JAR Data and Code Sharing Policy

This template is designed to satisfy the Journal of Accounting Research’s Data and Code Sharing Policy. The policy expects authors to provide three things:

  1. Code that converts raw data into the final analytical dataset and produces the reported tables and figures.
  2. A comprehensive log file documenting the end-to-end execution of that code.
  3. Identifiers (e.g., gvkey, permno) of the observations comprising the final sample.
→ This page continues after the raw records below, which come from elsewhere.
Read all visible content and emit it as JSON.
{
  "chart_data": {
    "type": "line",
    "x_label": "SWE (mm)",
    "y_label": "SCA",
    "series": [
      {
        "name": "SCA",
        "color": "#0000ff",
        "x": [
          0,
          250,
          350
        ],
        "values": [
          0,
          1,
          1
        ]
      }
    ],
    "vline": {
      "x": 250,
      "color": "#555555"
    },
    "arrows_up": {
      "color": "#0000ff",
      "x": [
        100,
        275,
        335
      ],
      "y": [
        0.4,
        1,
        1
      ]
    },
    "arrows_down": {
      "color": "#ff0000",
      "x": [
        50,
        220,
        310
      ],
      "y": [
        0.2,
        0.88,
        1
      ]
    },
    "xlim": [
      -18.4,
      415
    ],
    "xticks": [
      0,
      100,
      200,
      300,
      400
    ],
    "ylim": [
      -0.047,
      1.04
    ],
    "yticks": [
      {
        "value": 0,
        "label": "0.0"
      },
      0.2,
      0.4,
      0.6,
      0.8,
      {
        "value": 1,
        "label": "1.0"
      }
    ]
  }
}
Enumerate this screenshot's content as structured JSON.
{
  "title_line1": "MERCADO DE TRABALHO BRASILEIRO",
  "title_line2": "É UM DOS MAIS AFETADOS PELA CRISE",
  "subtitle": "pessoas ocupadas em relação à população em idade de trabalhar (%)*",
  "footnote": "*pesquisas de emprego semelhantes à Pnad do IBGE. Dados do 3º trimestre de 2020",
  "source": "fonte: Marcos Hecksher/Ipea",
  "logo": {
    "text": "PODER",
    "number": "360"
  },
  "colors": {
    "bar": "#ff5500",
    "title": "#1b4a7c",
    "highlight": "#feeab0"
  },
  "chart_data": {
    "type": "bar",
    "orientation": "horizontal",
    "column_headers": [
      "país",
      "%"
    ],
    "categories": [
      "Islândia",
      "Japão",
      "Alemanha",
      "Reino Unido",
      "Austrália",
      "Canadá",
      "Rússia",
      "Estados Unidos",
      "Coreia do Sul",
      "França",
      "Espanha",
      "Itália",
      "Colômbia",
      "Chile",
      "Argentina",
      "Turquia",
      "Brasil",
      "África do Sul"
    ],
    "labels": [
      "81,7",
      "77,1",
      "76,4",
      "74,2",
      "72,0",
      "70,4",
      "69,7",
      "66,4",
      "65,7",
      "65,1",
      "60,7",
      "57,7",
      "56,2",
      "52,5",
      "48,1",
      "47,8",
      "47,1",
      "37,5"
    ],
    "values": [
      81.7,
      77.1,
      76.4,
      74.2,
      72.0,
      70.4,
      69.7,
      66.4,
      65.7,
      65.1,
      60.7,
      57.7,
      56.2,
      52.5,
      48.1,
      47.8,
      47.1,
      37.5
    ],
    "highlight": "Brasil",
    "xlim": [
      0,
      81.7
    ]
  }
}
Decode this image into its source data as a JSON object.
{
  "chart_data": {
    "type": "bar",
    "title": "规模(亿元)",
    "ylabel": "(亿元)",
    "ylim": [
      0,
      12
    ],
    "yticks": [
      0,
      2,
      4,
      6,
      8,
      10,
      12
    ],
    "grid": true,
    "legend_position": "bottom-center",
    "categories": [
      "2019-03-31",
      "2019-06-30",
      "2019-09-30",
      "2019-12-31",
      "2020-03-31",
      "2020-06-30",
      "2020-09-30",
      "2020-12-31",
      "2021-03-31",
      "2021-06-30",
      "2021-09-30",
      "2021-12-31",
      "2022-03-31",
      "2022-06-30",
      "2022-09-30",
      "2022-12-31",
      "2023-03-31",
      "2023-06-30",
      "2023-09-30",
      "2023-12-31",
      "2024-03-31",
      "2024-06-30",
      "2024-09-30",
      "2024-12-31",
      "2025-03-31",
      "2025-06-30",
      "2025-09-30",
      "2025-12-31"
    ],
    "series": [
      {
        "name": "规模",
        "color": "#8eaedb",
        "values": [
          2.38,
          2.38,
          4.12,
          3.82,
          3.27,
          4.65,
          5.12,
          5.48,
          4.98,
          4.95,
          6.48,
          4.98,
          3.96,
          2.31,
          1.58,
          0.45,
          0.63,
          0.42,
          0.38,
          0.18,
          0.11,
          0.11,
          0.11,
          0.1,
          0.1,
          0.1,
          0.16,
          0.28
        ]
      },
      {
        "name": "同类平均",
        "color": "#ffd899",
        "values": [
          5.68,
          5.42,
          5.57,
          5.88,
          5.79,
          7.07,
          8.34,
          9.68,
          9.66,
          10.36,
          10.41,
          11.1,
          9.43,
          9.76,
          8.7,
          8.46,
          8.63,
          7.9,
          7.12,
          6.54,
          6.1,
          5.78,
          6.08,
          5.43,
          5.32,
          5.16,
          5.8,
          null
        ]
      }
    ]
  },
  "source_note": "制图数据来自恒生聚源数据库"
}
project-template is designed around these requirements:

  • The pipeline splits raw WRDS pulls (RAW_DATA_DIR) from derived data (DATA_DIR). A replication run can re-execute scripts 2-4 against the original researcher’s preserved raw inputs without hitting WRDS.
  • Every pipeline step produces a per-script log in the SAS-log style — every command echoed, output interleaved, plain text. R steps go through batch_run() (an R CMD BATCH wrapper in utils.R); Python steps go through an equivalent batch_run() in utils.py that subprocesses through an AST-based echo wrapper; Stata’s native log using and SAS’s native proc printto produce the same shape. All four supported languages emit visually consistent logs.
  • The 005-data-provenance.{R,py} step exports sample-identifiers.{parquet,csv} (gvkey, permno, rdq, datadate, fyearq, fqtr) into the template’s provenance/ folder and prints SHA256 hashes for every raw, derived, and output file. That step’s own .Rout / .log is the project’s content-addressed provenance record. The data files are gitignored by default so the template stays clean as it is passed around; submitters force-add the artifacts they want to ship with git add -f provenance/sample-identifiers.csv.

Reference sample for exact-match replication

For users who want to confirm an exact-row match against the author’s own run of the template, a reference copy of sample-identifiers.csv lives in this hub’s provenance/ folder. After running project-template end-to-end against your own WRDS access, diff your project-template/provenance/sample-identifiers.csv against the file in the hub — matching row counts and identifier sets confirm your build is reproducing the author’s; mismatches point at where in the pipeline your raw data, sample filters, or merge keys diverge.

A real-world example

A published research project organized around these conventions in practice:

  • Paper: Larocque, S. A., Watkins, J., and Weisbrod, E. H. (forthcoming). “Consensus? An Examination of Differences in Earnings Information Across Forecast Data Providers.” Journal of Accounting Research (in production).
  • DOI: 10.1111/1475-679x.70072 (activates once Wiley completes production)
  • Companion GitHub repository: https://github.com/eweisbrod/consensus

The consensus repository applies the same patterns described above — per-script logs, sample-identifier export, separation of raw and derived data — across a multi-language (R, Stata, SAS) production project. It is also the source of the SAS-side worked example presented in the SAS macros chapter.